If your invention is a physical thing - device, apparatus, system, machine etc. it is (essentially) defined by its structure. Something meeting the claimed definition while sitting in a shelf would infringe regardless of intended use.
On the other hand if it is a method or process (which might involve the use of novel or not novel devices) the use and outcome of the use matters.
Of course it makes sense to describe a problem and how your invention solves it. This form is especially important in patent applications outside the US.
In a method claim the particular steps to achieve some end result are claimed. An invention that can be applied in several ways might have different claims for the steps involved and the respective outcomes.
There are many uses for aspirin. A claim to a particular dose and regimen to reduce a headache would not prevent another from another dose and regimen to ward off heart attacks.
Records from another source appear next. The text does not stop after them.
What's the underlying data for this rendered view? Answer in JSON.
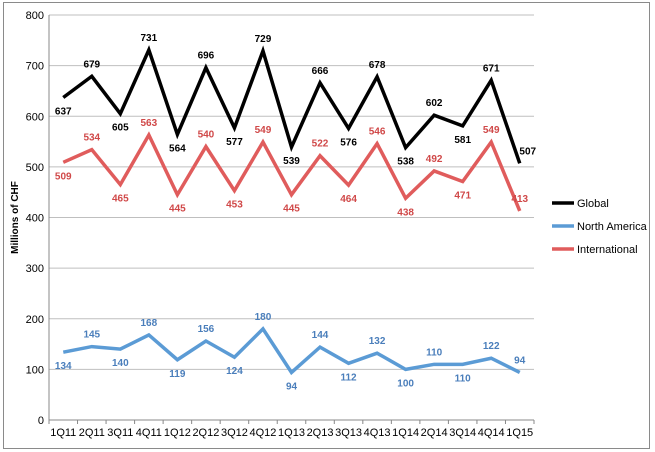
{
  "chart_data": {
    "type": "line",
    "title": "",
    "xlabel": "",
    "ylabel": "Millions of CHF",
    "ylim": [
      0,
      800
    ],
    "yticks": [
      0,
      100,
      200,
      300,
      400,
      500,
      600,
      700,
      800
    ],
    "grid": "horizontal",
    "legend_position": "right",
    "categories": [
      "1Q11",
      "2Q11",
      "3Q11",
      "4Q11",
      "1Q12",
      "2Q12",
      "3Q12",
      "4Q12",
      "1Q13",
      "2Q13",
      "3Q13",
      "4Q13",
      "1Q14",
      "2Q14",
      "3Q14",
      "4Q14",
      "1Q15"
    ],
    "series": [
      {
        "name": "Global",
        "color": "#000000",
        "label_color": "#000000",
        "values": [
          637,
          679,
          605,
          731,
          564,
          696,
          577,
          729,
          539,
          666,
          576,
          678,
          538,
          602,
          581,
          671,
          507
        ]
      },
      {
        "name": "North America",
        "color": "#5b9bd5",
        "label_color": "#4a7ebb",
        "values": [
          134,
          145,
          140,
          168,
          119,
          156,
          124,
          180,
          94,
          144,
          112,
          132,
          100,
          110,
          110,
          122,
          94
        ]
      },
      {
        "name": "International",
        "color": "#e05c5c",
        "label_color": "#d04848",
        "values": [
          509,
          534,
          465,
          563,
          445,
          540,
          453,
          549,
          445,
          522,
          464,
          546,
          438,
          492,
          471,
          549,
          413
        ]
      }
    ]
  }
}
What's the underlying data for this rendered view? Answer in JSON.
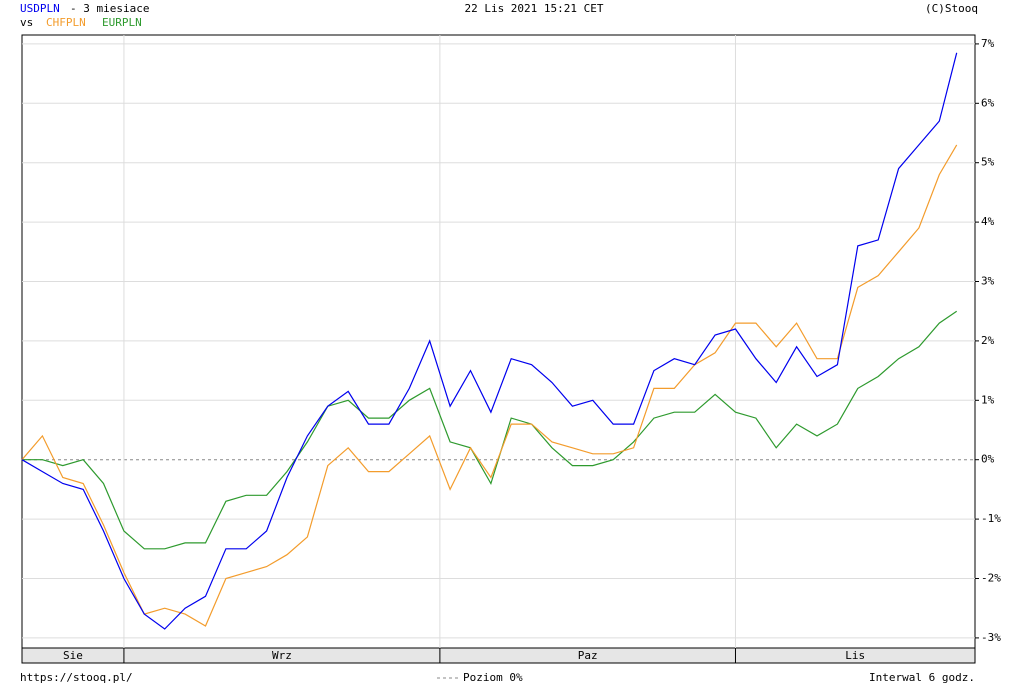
{
  "chart_data": {
    "type": "line",
    "period": "- 3 miesiace",
    "vs": "vs",
    "datetime": "22 Lis 2021 15:21 CET",
    "copyright": "(C)Stooq",
    "footer_url": "https://stooq.pl/",
    "zero_legend": "Poziom 0%",
    "interval": "Interwal 6 godz.",
    "categories": [
      "Sie",
      "Wrz",
      "Paz",
      "Lis"
    ],
    "xgrid": [
      10,
      41,
      70
    ],
    "xlim": [
      0,
      93.5
    ],
    "ylim": [
      -3.17,
      7.15
    ],
    "yticks": [
      {
        "value": 7,
        "label": "7%"
      },
      {
        "value": 6,
        "label": "6%"
      },
      {
        "value": 5,
        "label": "5%"
      },
      {
        "value": 4,
        "label": "4%"
      },
      {
        "value": 3,
        "label": "3%"
      },
      {
        "value": 2,
        "label": "2%"
      },
      {
        "value": 1,
        "label": "1%"
      },
      {
        "value": 0,
        "label": "0%"
      },
      {
        "value": -1,
        "label": "-1%"
      },
      {
        "value": -2,
        "label": "-2%"
      },
      {
        "value": -3,
        "label": "-3%"
      }
    ],
    "grid": true,
    "x": [
      0,
      2,
      4,
      6,
      8,
      10,
      12,
      14,
      16,
      18,
      20,
      22,
      24,
      26,
      28,
      30,
      32,
      34,
      36,
      38,
      40,
      42,
      44,
      46,
      48,
      50,
      52,
      54,
      56,
      58,
      60,
      62,
      64,
      66,
      68,
      70,
      72,
      74,
      76,
      78,
      80,
      82,
      84,
      86,
      88,
      90,
      91.7
    ],
    "series": [
      {
        "name": "USDPLN",
        "color": "#0000ee",
        "values": [
          0,
          -0.2,
          -0.4,
          -0.5,
          -1.2,
          -2.0,
          -2.6,
          -2.85,
          -2.5,
          -2.3,
          -1.5,
          -1.5,
          -1.2,
          -0.3,
          0.4,
          0.9,
          1.15,
          0.6,
          0.6,
          1.2,
          2.0,
          0.9,
          1.5,
          0.8,
          1.7,
          1.6,
          1.3,
          0.9,
          1.0,
          0.6,
          0.6,
          1.5,
          1.7,
          1.6,
          2.1,
          2.2,
          1.7,
          1.3,
          1.9,
          1.4,
          1.6,
          3.6,
          3.7,
          4.9,
          5.3,
          5.7,
          6.85
        ]
      },
      {
        "name": "CHFPLN",
        "color": "#f39c2c",
        "values": [
          0,
          0.4,
          -0.3,
          -0.4,
          -1.1,
          -1.9,
          -2.6,
          -2.5,
          -2.6,
          -2.8,
          -2.0,
          -1.9,
          -1.8,
          -1.6,
          -1.3,
          -0.1,
          0.2,
          -0.2,
          -0.2,
          0.1,
          0.4,
          -0.5,
          0.2,
          -0.3,
          0.6,
          0.6,
          0.3,
          0.2,
          0.1,
          0.1,
          0.2,
          1.2,
          1.2,
          1.6,
          1.8,
          2.3,
          2.3,
          1.9,
          2.3,
          1.7,
          1.7,
          2.9,
          3.1,
          3.5,
          3.9,
          4.8,
          5.3
        ]
      },
      {
        "name": "EURPLN",
        "color": "#2e9a2e",
        "values": [
          0,
          0.0,
          -0.1,
          0.0,
          -0.4,
          -1.2,
          -1.5,
          -1.5,
          -1.4,
          -1.4,
          -0.7,
          -0.6,
          -0.6,
          -0.2,
          0.3,
          0.9,
          1.0,
          0.7,
          0.7,
          1.0,
          1.2,
          0.3,
          0.2,
          -0.4,
          0.7,
          0.6,
          0.2,
          -0.1,
          -0.1,
          0.0,
          0.3,
          0.7,
          0.8,
          0.8,
          1.1,
          0.8,
          0.7,
          0.2,
          0.6,
          0.4,
          0.6,
          1.2,
          1.4,
          1.7,
          1.9,
          2.3,
          2.5
        ]
      }
    ]
  }
}
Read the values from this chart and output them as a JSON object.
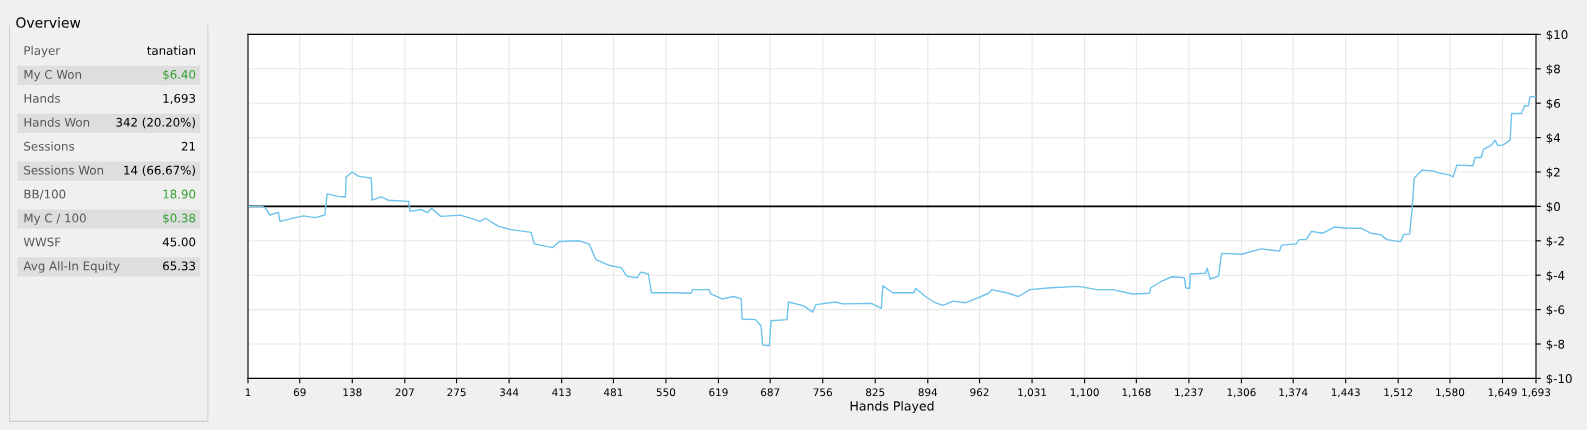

If you invented both you would need two separate claims and, in this divergent example, two patents.
Either find a way to generalize the description of the steps and outcomes to cover many “use cases” or write distinct claims for each. You might aim at getting a patent that covers a few lucrative uses and not worry if some other uses remain out if your control.
Any use you disclose would be one unpatentable by others even if you do not have a claim that addresses it. In the US a follow up divisional application could claim those disclosed methods if filings were timely.
Regarding design around - if you have two uses of the core inventive concept and you solidly claim use A but not use B then people can perform use B. That is not designing around it is taking something you left on the table. If your claim to use A has unneeded steps or unneeded specificity in a step then it can be designed around by leaving out the step or modification of a step that does not significantly hurt functionality.